Si vous jouez dans un groupe et participez une fois par an à la fête de la musique, vous êtes de toute évidence musicien. Personne ne songera jamais à nier cette réalité ou à la mettre en doute.
Si vous peignez le dimanche et exposez dans les bars, même des toiles médiocres, vous serez considéré comme un peintre et l’on dira de vous : « il peint », comme on dirait : « c’est un excentrique passionné, il a un violon d’Ingres… »
D’où vient alors qu’il faudrait avoir publié pour être écrivain ?
En matière de littérature, la reconnaissance n’est jamais un aboutissement, mais bien plutôt un présupposé.
Vous savez comme moi qu’il est impossible de sortir du bois, de clamer haut et fort sa véritable nature sous peine de paraître ridicule et bouffi d’orgueil.
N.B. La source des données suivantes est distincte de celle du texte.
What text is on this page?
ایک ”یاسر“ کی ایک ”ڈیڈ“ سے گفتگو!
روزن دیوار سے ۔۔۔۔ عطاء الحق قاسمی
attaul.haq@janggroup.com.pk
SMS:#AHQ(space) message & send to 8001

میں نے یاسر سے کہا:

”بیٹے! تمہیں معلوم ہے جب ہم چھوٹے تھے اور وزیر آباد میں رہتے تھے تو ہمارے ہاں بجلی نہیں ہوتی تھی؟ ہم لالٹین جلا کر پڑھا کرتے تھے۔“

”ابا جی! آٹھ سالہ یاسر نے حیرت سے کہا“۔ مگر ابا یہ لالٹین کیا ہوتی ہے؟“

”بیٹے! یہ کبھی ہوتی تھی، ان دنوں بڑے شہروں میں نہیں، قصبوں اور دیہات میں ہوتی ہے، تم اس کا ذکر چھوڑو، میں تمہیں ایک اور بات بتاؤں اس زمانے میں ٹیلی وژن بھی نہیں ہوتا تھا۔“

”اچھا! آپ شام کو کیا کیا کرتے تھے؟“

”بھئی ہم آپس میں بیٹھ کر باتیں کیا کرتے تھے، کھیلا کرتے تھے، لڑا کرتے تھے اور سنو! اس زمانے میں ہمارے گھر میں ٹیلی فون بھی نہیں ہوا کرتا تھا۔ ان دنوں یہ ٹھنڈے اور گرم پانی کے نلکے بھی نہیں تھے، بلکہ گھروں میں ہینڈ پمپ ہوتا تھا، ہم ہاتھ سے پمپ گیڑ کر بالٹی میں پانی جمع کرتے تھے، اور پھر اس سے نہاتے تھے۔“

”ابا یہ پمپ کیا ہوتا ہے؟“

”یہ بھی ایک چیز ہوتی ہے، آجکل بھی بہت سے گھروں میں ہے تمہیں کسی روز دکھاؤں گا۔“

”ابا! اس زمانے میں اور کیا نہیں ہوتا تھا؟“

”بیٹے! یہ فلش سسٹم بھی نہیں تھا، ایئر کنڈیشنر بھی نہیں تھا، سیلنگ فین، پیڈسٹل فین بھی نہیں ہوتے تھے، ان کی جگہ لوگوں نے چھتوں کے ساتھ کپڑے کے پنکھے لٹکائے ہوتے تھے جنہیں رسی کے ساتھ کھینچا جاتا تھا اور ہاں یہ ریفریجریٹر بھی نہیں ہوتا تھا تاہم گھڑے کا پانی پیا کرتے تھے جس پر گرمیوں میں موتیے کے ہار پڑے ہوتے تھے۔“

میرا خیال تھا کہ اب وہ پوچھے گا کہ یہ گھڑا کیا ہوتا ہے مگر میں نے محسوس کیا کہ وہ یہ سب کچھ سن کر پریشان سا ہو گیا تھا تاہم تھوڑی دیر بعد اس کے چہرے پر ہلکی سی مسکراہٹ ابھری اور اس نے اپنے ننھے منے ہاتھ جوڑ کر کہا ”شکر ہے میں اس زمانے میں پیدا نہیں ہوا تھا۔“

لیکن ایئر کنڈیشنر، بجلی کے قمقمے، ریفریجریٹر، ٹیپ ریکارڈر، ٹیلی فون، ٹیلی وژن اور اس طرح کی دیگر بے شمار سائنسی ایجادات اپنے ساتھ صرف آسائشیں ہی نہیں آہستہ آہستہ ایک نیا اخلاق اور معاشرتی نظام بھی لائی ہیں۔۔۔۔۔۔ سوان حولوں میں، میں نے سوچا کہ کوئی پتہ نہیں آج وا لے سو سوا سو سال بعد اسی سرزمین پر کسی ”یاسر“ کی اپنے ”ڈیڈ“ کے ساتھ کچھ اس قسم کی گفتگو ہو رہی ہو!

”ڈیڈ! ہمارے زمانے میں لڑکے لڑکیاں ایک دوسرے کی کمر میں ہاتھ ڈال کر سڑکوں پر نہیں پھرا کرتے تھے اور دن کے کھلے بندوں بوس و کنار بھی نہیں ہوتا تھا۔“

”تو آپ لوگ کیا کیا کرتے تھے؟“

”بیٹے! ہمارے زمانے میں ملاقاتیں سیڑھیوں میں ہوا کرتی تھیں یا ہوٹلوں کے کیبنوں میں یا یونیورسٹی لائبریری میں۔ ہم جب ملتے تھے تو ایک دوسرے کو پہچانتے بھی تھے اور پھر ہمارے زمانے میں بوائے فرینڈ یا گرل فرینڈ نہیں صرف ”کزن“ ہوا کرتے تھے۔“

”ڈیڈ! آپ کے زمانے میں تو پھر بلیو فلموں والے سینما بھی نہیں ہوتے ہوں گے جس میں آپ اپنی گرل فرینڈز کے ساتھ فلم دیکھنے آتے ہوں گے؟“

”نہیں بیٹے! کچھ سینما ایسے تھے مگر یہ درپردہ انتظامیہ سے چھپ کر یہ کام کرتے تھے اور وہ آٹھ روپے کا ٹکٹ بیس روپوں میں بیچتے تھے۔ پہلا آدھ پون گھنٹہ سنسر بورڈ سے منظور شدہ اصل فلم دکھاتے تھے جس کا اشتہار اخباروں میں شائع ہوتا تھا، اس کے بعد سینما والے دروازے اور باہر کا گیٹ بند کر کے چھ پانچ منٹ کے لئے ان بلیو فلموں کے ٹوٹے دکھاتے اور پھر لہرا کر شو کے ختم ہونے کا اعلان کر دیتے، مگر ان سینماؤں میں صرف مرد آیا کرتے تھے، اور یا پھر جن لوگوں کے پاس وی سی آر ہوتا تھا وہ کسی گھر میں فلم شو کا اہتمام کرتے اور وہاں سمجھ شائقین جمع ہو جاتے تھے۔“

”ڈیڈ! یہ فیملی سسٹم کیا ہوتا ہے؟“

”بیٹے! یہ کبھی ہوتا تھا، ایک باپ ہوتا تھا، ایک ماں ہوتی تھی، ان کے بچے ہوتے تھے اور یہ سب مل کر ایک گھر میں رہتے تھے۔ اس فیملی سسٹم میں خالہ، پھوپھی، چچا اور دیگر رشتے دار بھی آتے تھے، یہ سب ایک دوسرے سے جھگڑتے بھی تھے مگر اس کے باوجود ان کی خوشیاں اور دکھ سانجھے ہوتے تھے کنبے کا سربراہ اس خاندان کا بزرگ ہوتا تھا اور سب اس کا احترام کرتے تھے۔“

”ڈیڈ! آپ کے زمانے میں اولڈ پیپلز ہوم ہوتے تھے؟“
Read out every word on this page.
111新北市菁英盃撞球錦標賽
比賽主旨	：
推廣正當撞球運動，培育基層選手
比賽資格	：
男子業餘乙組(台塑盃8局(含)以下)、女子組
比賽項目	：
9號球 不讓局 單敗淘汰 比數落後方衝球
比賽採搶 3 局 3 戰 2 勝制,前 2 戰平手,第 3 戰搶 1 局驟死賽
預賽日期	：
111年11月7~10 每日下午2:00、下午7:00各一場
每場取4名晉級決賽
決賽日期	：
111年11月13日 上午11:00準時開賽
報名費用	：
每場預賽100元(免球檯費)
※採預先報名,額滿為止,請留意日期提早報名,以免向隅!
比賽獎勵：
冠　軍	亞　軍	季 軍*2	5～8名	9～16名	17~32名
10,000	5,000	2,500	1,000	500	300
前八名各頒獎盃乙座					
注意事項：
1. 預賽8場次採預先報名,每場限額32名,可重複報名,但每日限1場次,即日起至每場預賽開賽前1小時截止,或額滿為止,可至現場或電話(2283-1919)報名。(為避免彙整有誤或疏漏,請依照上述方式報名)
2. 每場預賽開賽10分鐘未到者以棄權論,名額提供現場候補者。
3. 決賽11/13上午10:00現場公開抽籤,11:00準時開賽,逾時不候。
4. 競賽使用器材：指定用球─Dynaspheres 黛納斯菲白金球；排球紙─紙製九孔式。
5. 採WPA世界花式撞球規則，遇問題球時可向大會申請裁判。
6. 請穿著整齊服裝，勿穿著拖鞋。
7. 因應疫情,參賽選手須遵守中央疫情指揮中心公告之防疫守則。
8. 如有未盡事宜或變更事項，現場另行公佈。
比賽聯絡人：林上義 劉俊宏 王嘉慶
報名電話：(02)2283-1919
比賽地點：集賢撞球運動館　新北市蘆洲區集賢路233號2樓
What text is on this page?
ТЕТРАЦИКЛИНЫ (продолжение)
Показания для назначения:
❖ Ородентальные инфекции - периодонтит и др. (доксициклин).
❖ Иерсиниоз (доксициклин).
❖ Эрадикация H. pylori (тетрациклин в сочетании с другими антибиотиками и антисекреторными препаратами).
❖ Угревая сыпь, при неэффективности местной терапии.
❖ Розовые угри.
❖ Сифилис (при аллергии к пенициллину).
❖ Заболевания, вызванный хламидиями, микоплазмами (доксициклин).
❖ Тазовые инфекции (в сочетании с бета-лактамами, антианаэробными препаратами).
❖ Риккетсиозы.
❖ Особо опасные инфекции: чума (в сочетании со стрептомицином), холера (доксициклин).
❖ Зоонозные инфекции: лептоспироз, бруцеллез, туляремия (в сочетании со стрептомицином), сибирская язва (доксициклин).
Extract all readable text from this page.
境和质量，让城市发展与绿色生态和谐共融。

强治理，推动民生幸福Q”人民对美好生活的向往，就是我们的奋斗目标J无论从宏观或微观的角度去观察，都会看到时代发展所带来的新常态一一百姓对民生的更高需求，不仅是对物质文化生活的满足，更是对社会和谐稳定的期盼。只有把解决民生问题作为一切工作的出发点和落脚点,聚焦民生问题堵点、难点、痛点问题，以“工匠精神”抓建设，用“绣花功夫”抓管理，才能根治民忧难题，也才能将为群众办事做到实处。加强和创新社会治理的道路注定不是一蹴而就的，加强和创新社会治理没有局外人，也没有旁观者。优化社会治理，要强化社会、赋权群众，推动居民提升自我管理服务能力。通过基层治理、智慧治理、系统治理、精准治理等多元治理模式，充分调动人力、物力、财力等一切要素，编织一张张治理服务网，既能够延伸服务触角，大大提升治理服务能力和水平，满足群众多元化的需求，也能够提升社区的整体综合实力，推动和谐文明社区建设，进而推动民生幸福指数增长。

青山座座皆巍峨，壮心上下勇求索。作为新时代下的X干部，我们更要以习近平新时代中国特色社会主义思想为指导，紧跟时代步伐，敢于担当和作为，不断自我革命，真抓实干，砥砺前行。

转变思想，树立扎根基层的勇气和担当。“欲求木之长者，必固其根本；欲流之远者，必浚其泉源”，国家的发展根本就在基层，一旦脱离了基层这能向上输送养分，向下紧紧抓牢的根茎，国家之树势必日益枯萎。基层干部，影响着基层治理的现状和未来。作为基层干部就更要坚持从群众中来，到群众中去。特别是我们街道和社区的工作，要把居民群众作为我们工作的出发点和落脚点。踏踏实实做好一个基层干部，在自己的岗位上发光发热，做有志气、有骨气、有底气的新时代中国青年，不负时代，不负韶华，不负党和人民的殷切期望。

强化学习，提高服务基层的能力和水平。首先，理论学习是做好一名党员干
On n’apprend pas tous à jouer d’un instrument ou à manier le pinceau, mais nous écrivons tous à des degrés divers. La musique et le dessin ne sont que des arts, mais l’écriture est aussi une forme de communication courante, tout autre chose en somme.
Par ailleurs, l’appréhension d’un tableau ou d’un morceau de musique est avant tout une expérience sensuelle, tandis que la lecture est un travail de reconstruction mentale. Ces particularités placent donc la chose écrite en marge du panthéon, dans un purgatoire cérébral où le regard bienveillant de ses pairs fait seul office d’élection.
Après avoir longtemps écrit dans le silence, une période d’adaptation est par conséquent nécessaire. Il faut alors s’habituer à certains qualificatifs jusque-là réservés aux maîtres. Au début, on a du mal à réaliser qu’il puisse véritablement s’agir de soi. Pour la première fois, l’image mentale coïncide avec l’image que l’on donne. C’est l'équilibre enfin, l’harmonie du moi recomposé, comme chez ces transsexuels que l’on opère après un douloureux processus de transformation.
À plus d’un titre décidément, la publication fait office de bistouri.